Dirndl und Lederhose im Bürgerschützensaal: Mehr als 200 Gifhorner feierten am Samstagabend beim BSK-Oktoberfest, das es inzwischen seit 20 Jahren gibt.

Gifhorns Bürgermeister Matthias Nerlich könnte auch München regieren. Beim Fassanstich braucht er wie im Vorjahr nur zwei Schläge, um den Hahn durchs Holz zu treiben. Allerdings sollte er seine Karriere dennoch nicht weiter in Richtung Gastronomie lenken. In den Glashumpen ist nämlich doch recht viel Schaum.

Einst fehlte im Herbst eine zünftige Veranstaltung in Gifhorn, seit 20 Jahren nun gibt es das BSK-Oktoberfest.

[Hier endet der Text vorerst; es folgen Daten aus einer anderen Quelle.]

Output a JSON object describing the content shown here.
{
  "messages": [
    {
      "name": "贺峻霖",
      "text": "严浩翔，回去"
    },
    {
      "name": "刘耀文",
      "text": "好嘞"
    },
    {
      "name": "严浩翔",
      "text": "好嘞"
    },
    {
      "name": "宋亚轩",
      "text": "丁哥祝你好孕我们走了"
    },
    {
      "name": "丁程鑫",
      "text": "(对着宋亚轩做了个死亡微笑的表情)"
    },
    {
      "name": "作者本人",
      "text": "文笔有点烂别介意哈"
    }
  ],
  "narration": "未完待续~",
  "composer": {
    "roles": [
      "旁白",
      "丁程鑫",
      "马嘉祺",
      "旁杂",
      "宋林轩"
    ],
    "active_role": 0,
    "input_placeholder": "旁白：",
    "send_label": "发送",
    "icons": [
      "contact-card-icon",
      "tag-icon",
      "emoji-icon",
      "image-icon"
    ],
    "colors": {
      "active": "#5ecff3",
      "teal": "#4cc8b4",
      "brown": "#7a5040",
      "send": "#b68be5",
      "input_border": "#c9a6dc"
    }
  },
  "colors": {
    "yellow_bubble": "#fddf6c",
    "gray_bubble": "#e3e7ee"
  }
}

Am Samstagabend waren mehr als 200 Gifhorner dabei.

Dadurch bleiben allerdings genug Freibier-Portionen für alle übrig. Die Schlange reicht über die ganze Bühnenbreite. Passend dazu dreht die Stimmungsband Gletscher Fezzer aus Peine, die diesmal die Aida-Kreuzfahrtschiffe gegen den BSK-Saal getauscht hat, frei nach David Hasselhoffs Freiheits-Hymne „Looking for Freibier“ auf. „Atemlos durch die Nacht“ von Helene Fischer haben sie auch drauf.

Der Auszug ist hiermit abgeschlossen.